I also really enjoyed Josh Hamilton as the father, who is struggling with trying to communicate with this teenage girl. It’s sometimes painful to watch but his performance is absolutely spot-on.
Now aside from the characters, the movie manages to elicit the sense of hyperactive emotions that goes with being in eighth grade. Everything is intense. The music is loud, yet the movie also smartly uses silence when things are going wrong for Kayla. We feel her anxiety, her fear, her excitement. The movie does an excellent job of making us feel everything that she’s feeling.
While this is an incredible character-piece, the structure of the film is a little loose. There isn’t a clear story progression to really follow and it doesn’t break into a typical three-act format. I found it to drag a little, mostly since it just didn’t feel like it was heading in any certain direction.

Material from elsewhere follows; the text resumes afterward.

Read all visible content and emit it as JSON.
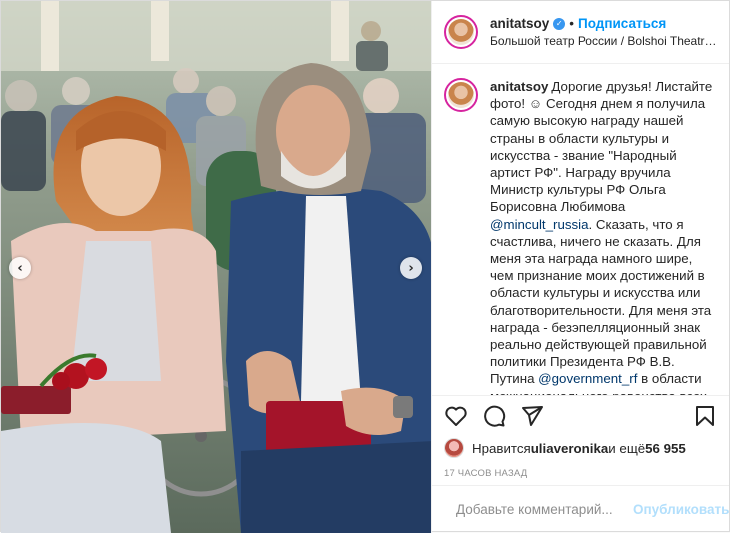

And while this is about eighth grade, I just want to reinforce this is an R-rated movie and isn’t suitable for actual eighth-graders unless you’re ready to do some serious debriefing conversations.
Eighth Grade manages to zap you back in time and I immediately found myself invested in it. It’s both really funny but also full of poignant and even tragic moments. It’s a rollercoaster of emotion, just like eighth grade actually was. Our lead Elsie Fisher delivers an incredibly convincing performance and Bo Burnham nails it in his first directorial effort.